Bank Client Subscription Classifier¶
This project's primary goal is to demonstrate MLflow workflows for experiment tracking, model registry, reproducible ML pipelines, and hands-on familiarity with the MLflow UI and processes, while participating in Kaggle's Playground Series S5E8 competition.
Documentation¶
Full project analysis and documentation
Navigation Guide¶
The documentation follows the complete MLFlow journey through different versions (V1, V2, V3, V4) showing the evolution of the process. Navigate sequentially through the left navigation panel from top to bottom to follow the development progression and understand how each iteration builds upon the previous version.
Competition Details:
- Competition overview: Binary Classification with a Bank Dataset
- Dataset: S5E8 synthetic banking data
- Task: Binary classification predicting term deposit subscriptions
- Evaluation: ROC AUC score
- Timeline: August 2025
Quick Setup¶
# Install dependencies
pip install -e .
# Start MLflow tracking server
mlflow server --backend-store-uri sqlite:///mlflow.db --default-artifact-root ./mlartifacts
# MLflow UI will be available at http://localhost:5000
# Run MKDocs
mkdocs serve
Project Structure¶
├── .github/ # GitHub configuration
├── catboost_info/ # CatBoost training artifacts
├── config/ # Configuration files and loaders
├── data/ # Data files (raw, processed, predictions)

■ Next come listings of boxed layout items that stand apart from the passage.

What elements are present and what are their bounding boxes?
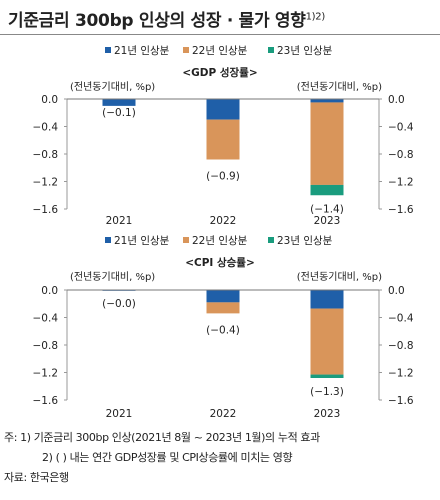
title-divider: [0, 34, 440, 35]
legend-swatch: [268, 237, 274, 243]
y-tick-label-right: −0.4: [388, 122, 414, 134]
y-tick-label-left: −0.8: [33, 149, 59, 161]
bar-segment: [206, 99, 240, 120]
y-tick-label-right: −0.8: [388, 149, 414, 161]
bar-segment: [102, 99, 136, 106]
total-label: (−0.4): [206, 324, 240, 336]
y-tick-label-left: −1.6: [33, 395, 59, 407]
chart-title: <CPI 상승률>: [185, 256, 255, 269]
y-axis-unit-right: (전년동기대비, %p): [297, 271, 382, 283]
y-tick-label-left: 0.0: [41, 94, 58, 106]
legend-swatch: [105, 237, 111, 243]
y-axis-unit-right: (전년동기대비, %p): [297, 81, 382, 93]
x-tick-label: 2021: [106, 408, 133, 420]
legend-label: 22년 인상분: [192, 235, 248, 247]
y-tick-label-right: −1.6: [388, 395, 414, 407]
bar-segment: [310, 102, 344, 185]
y-tick-label-left: −1.2: [33, 177, 59, 189]
bar-segment: [206, 119, 240, 160]
legend-swatch: [268, 47, 274, 53]
bar-segment: [310, 374, 344, 378]
y-tick-label-left: 0.0: [41, 285, 58, 297]
y-axis-unit-left: (전년동기대비, %p): [70, 271, 155, 283]
bar-segment: [310, 184, 344, 196]
footnotes: 주: 1) 기준금리 300bp 인상(2021년 8월 ~ 2023년 1월)…: [4, 428, 438, 488]
chart-title: <GDP 성장률>: [182, 66, 257, 79]
x-tick-label: 2022: [210, 215, 237, 226]
bar-segment: [310, 308, 344, 375]
legend-label: 23년 인상분: [277, 45, 333, 57]
total-label: (−0.1): [102, 107, 136, 119]
footnote-1: 주: 1) 기준금리 300bp 인상(2021년 8월 ~ 2023년 1월)…: [4, 431, 320, 444]
y-tick-label-left: −1.6: [33, 204, 59, 216]
legend-swatch: [183, 237, 189, 243]
source-note: 자료: 한국은행: [4, 471, 69, 484]
y-tick-label-right: 0.0: [388, 285, 405, 297]
bar-segment: [310, 99, 344, 103]
y-tick-label-right: −1.2: [388, 368, 414, 380]
y-tick-label-left: −1.2: [33, 368, 59, 380]
x-tick-label: 2023: [314, 215, 341, 226]
title-superscript: 1)2): [305, 11, 326, 23]
title-text: 기준금리 300bp 인상의 성장 · 물가 영향: [8, 11, 306, 31]
x-tick-label: 2021: [106, 215, 133, 226]
total-label: (−0.9): [206, 171, 240, 183]
total-label: (−1.3): [310, 386, 344, 398]
bar-segment: [206, 290, 240, 303]
legend-swatch: [183, 47, 189, 53]
y-tick-label-left: −0.8: [33, 340, 59, 352]
x-tick-label: 2022: [210, 408, 237, 420]
legend-label: 21년 인상분: [114, 45, 170, 57]
legend-label: 21년 인상분: [114, 235, 170, 247]
y-tick-label-right: −1.6: [388, 204, 414, 216]
y-tick-label-left: −0.4: [33, 313, 59, 325]
bar-segment: [206, 302, 240, 314]
legend-label: 22년 인상분: [192, 45, 248, 57]
bar-segment: [310, 290, 344, 309]
y-tick-label-right: −0.4: [388, 313, 414, 325]
gdp-chart: 21년 인상분 22년 인상분 23년 인상분 <GDP 성장률> (전년동기대비, %…: [33, 45, 414, 226]
y-tick-label-left: −0.4: [33, 122, 59, 134]
legend-swatch: [105, 47, 111, 53]
footnote-2: 2) ( ) 내는 연간 GDP성장률 및 CPI상승률에 미치는 영향: [42, 451, 293, 464]
total-label: (−0.0): [102, 298, 136, 310]
cpi-chart: 21년 인상분 22년 인상분 23년 인상분 <CPI 상승률> (전년동기대비, %…: [33, 235, 414, 420]
total-label: (−1.4): [310, 203, 344, 215]
x-tick-label: 2023: [314, 408, 341, 420]
y-tick-label-right: −0.8: [388, 340, 414, 352]
page-title: 기준금리 300bp 인상의 성장 · 물가 영향1)2): [8, 6, 325, 31]
y-axis-unit-left: (전년동기대비, %p): [70, 81, 155, 93]
y-tick-label-right: 0.0: [388, 94, 405, 106]
y-tick-label-right: −1.2: [388, 177, 414, 189]
legend-label: 23년 인상분: [277, 235, 333, 247]
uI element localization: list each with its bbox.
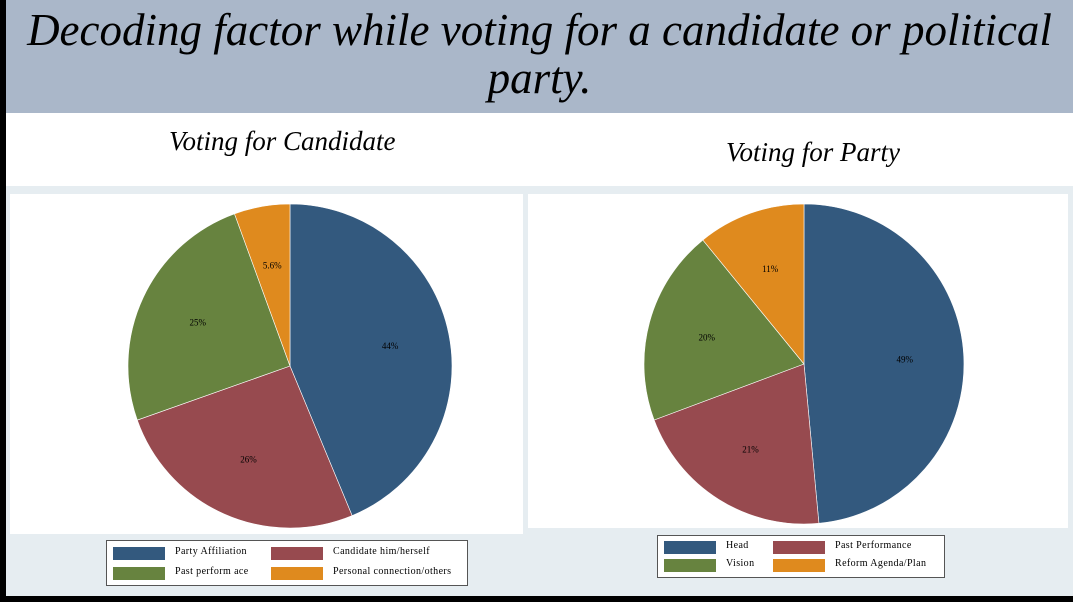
title-banner: Decoding factor while voting for a candi… — [6, 0, 1073, 113]
legend-label: Past perform ace — [175, 566, 249, 577]
pie-chart-party: 49% 21% 20% 11% — [528, 194, 1068, 528]
pie-data-label: 26% — [240, 454, 257, 464]
legend-party: Head Past Performance Vision Reform Agen… — [657, 535, 945, 578]
pie-data-label: 11% — [762, 264, 779, 274]
legend-label: Past Performance — [835, 540, 912, 551]
legend-label: Vision — [726, 558, 755, 569]
pie-svg-party: 49% 21% 20% 11% — [643, 203, 965, 525]
pie-slice-past-perform-ace — [127, 213, 291, 421]
pie-chart-candidate: 44% 26% 25% 5.6% — [10, 194, 523, 534]
legend-label: Head — [726, 540, 749, 551]
slide-title: Decoding factor while voting for a candi… — [27, 5, 1052, 103]
legend-label: Candidate him/herself — [333, 546, 430, 557]
slide: Decoding factor while voting for a candi… — [6, 0, 1073, 596]
pie-data-label: 44% — [382, 341, 399, 351]
legend-swatch — [271, 567, 323, 580]
pie-data-label: 5.6% — [263, 261, 282, 271]
pie-data-label: 20% — [698, 333, 715, 343]
pie-slice-reform-agenda-plan — [702, 203, 805, 365]
legend-label: Reform Agenda/Plan — [835, 558, 927, 569]
legend-candidate: Party Affiliation Candidate him/herself … — [106, 540, 468, 586]
legend-swatch — [113, 567, 165, 580]
legend-swatch — [664, 541, 716, 554]
legend-label: Personal connection/others — [333, 566, 452, 577]
legend-swatch — [664, 559, 716, 572]
pie-slice-past-performance — [653, 363, 820, 525]
pie-slice-party-affiliation — [289, 203, 453, 517]
charts-panel: 44% 26% 25% 5.6% 49% 21% 20% 11% Party Affilia… — [6, 186, 1073, 596]
pie-slice-head — [803, 203, 965, 524]
pie-svg-candidate: 44% 26% 25% 5.6% — [127, 203, 453, 529]
pie-data-label: 25% — [189, 318, 206, 328]
pie-slice-candidate-him-herself — [136, 365, 353, 529]
chart-title-party: Voting for Party — [726, 137, 900, 167]
bottom-bar — [0, 596, 1073, 602]
legend-swatch — [113, 547, 165, 560]
legend-swatch — [271, 547, 323, 560]
legend-swatch — [773, 559, 825, 572]
legend-label: Party Affiliation — [175, 546, 247, 557]
pie-slice-vision — [643, 239, 805, 421]
legend-swatch — [773, 541, 825, 554]
pie-slice-personal-connection-others — [234, 203, 291, 367]
pie-data-label: 49% — [896, 354, 913, 364]
pie-data-label: 21% — [742, 444, 759, 454]
chart-title-candidate: Voting for Candidate — [169, 126, 396, 156]
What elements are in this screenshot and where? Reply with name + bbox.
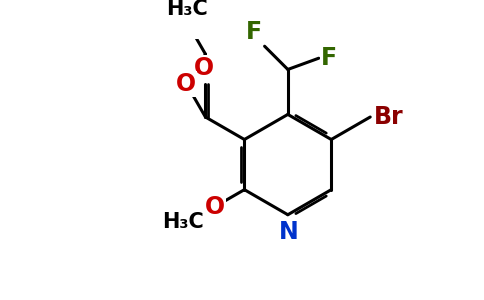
Text: O: O — [194, 56, 214, 80]
Text: N: N — [279, 220, 299, 244]
Text: H₃C: H₃C — [163, 212, 204, 232]
Text: H₃C: H₃C — [166, 0, 208, 19]
Text: F: F — [321, 46, 337, 70]
Text: O: O — [204, 195, 225, 219]
Text: O: O — [176, 72, 196, 96]
Text: F: F — [246, 20, 262, 44]
Text: Br: Br — [374, 105, 403, 129]
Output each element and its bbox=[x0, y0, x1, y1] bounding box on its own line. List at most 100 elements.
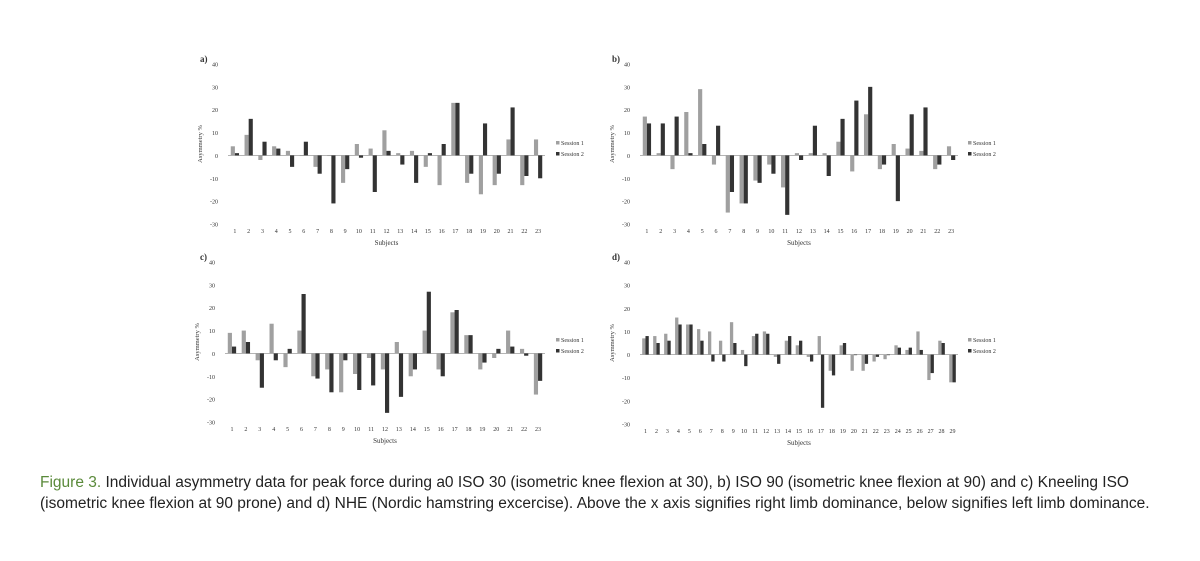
x-tick-label: 3 bbox=[261, 229, 264, 235]
x-tick-label: 27 bbox=[928, 429, 934, 435]
x-axis-label: Subjects bbox=[375, 239, 399, 247]
x-tick-label: 14 bbox=[410, 427, 416, 433]
bar-session-2 bbox=[290, 155, 295, 167]
x-tick-label: 15 bbox=[796, 429, 802, 435]
bar-session-1 bbox=[718, 340, 723, 355]
x-tick-label: 24 bbox=[895, 429, 901, 435]
x-tick-label: 8 bbox=[721, 429, 724, 435]
x-tick-label: 6 bbox=[699, 429, 702, 435]
bar-session-1 bbox=[877, 155, 882, 170]
x-tick-label: 8 bbox=[328, 427, 331, 433]
bar-session-2 bbox=[826, 155, 831, 176]
bar-session-2 bbox=[799, 340, 803, 355]
x-tick-label: 15 bbox=[424, 427, 430, 433]
bar-session-2 bbox=[331, 155, 336, 204]
bar-session-1 bbox=[450, 312, 455, 354]
x-tick-label: 6 bbox=[300, 427, 303, 433]
legend-swatch bbox=[968, 338, 972, 342]
y-tick-label: 10 bbox=[624, 131, 630, 137]
bar-session-1 bbox=[739, 155, 744, 204]
bar-session-1 bbox=[740, 349, 745, 355]
bar-session-2 bbox=[510, 107, 515, 156]
bar-session-1 bbox=[297, 330, 302, 354]
x-tick-label: 10 bbox=[354, 427, 360, 433]
bar-session-2 bbox=[941, 343, 945, 355]
x-tick-label: 8 bbox=[330, 229, 333, 235]
bar-session-2 bbox=[831, 354, 836, 376]
y-tick-label: 40 bbox=[624, 261, 630, 267]
x-tick-label: 21 bbox=[920, 229, 926, 235]
bar-session-1 bbox=[519, 348, 525, 354]
x-tick-label: 3 bbox=[258, 427, 261, 433]
y-tick-label: -10 bbox=[210, 177, 218, 183]
x-tick-label: 6 bbox=[715, 229, 718, 235]
x-tick-label: 23 bbox=[884, 429, 890, 435]
bar-session-2 bbox=[538, 155, 543, 179]
x-tick-label: 16 bbox=[807, 429, 813, 435]
bar-session-1 bbox=[533, 353, 539, 395]
bar-session-1 bbox=[241, 330, 246, 354]
y-tick-label: 20 bbox=[212, 108, 218, 114]
bar-session-2 bbox=[645, 336, 649, 355]
y-tick-label: 0 bbox=[627, 154, 630, 160]
x-tick-label: 10 bbox=[768, 229, 774, 235]
panel-label: a) bbox=[200, 54, 208, 64]
bar-session-2 bbox=[757, 155, 762, 183]
x-tick-label: 11 bbox=[782, 229, 788, 235]
y-tick-label: 40 bbox=[209, 261, 215, 267]
bar-session-1 bbox=[409, 150, 415, 156]
bar-session-1 bbox=[933, 155, 938, 170]
bar-session-1 bbox=[656, 153, 661, 156]
bar-session-1 bbox=[684, 112, 689, 156]
y-tick-label: 30 bbox=[624, 85, 630, 91]
bar-session-2 bbox=[937, 155, 942, 165]
bar-session-1 bbox=[382, 130, 387, 156]
bar-session-2 bbox=[231, 346, 237, 354]
x-tick-label: 19 bbox=[480, 229, 486, 235]
x-tick-label: 13 bbox=[810, 229, 816, 235]
x-tick-label: 1 bbox=[645, 229, 648, 235]
bar-session-1 bbox=[949, 354, 953, 383]
y-tick-label: 10 bbox=[212, 131, 218, 137]
bar-session-1 bbox=[828, 354, 832, 371]
y-tick-label: -20 bbox=[622, 200, 630, 206]
y-tick-label: 0 bbox=[215, 154, 218, 160]
y-tick-label: 40 bbox=[212, 63, 218, 69]
bar-session-1 bbox=[451, 102, 456, 156]
x-tick-label: 18 bbox=[829, 429, 835, 435]
bar-session-2 bbox=[812, 125, 817, 156]
bar-session-2 bbox=[733, 343, 737, 355]
x-tick-label: 18 bbox=[465, 427, 471, 433]
bar-session-2 bbox=[840, 118, 845, 156]
x-tick-label: 14 bbox=[785, 429, 791, 435]
x-tick-label: 22 bbox=[521, 229, 527, 235]
bar-session-2 bbox=[357, 353, 362, 390]
bar-session-1 bbox=[707, 331, 712, 355]
x-tick-label: 21 bbox=[862, 429, 868, 435]
legend-swatch bbox=[556, 141, 560, 145]
x-tick-label: 16 bbox=[439, 229, 445, 235]
x-tick-label: 8 bbox=[742, 229, 745, 235]
x-tick-label: 3 bbox=[666, 429, 669, 435]
bar-session-1 bbox=[675, 317, 679, 355]
legend-label: Session 2 bbox=[561, 152, 584, 158]
bar-session-1 bbox=[272, 146, 277, 156]
bar-session-1 bbox=[762, 331, 767, 355]
bar-session-2 bbox=[674, 116, 679, 156]
bar-session-1 bbox=[313, 155, 318, 167]
x-tick-label: 7 bbox=[314, 427, 317, 433]
bar-session-2 bbox=[881, 155, 887, 165]
x-tick-label: 21 bbox=[508, 229, 514, 235]
bar-session-2 bbox=[711, 354, 715, 362]
x-tick-label: 13 bbox=[396, 427, 402, 433]
bar-session-2 bbox=[259, 353, 264, 388]
bar-session-2 bbox=[923, 107, 928, 156]
x-tick-label: 11 bbox=[370, 229, 376, 235]
bar-session-1 bbox=[927, 354, 931, 381]
bar-session-1 bbox=[795, 345, 799, 355]
x-tick-label: 5 bbox=[286, 427, 289, 433]
bar-session-2 bbox=[414, 155, 419, 183]
panel-label: c) bbox=[200, 252, 207, 262]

│ ├── predictions/ # Model predictions output
│ ├── processed/ # Processed datasets
│ └── raw/ # Raw competition data
├── docs/ # MkDocs documentation
├── images/ # Project images and assets
├── mlartifacts/ # MLflow artifacts storage
├── mlruns/ # MLflow experiment tracking data
├── notebooks/ # Jupyter notebooks for EDA and experiments
├── src/ # Source code
│ ├── data/ # Data loading and preprocessing modules
│ └── models/ # Model training, evaluation, and prediction
│ ├── core/ # Core model abstractions
│ └── implementations/ # Model implementations (LightGBM, XGBoost, CatBoost)
├── tests/ # Unit tests
├── main.py # Main entry point
├── MLproject # MLflow project definition
├── mkdocs.yml # MkDocs configuration
├── pyproject.toml # Python project configuration
└── python_env.yaml # Conda environment specification (Needed for MLFlow)
Development Status¶
The core project structure is complete with full MLflow implementation across multiple iterations (V1-V4). The Kaggle competition has concluded, but the project remains open for further enhancements such as SHAP values for feature importance analysis, additional model interpretability tools, and extended MLflow workflow demonstrations.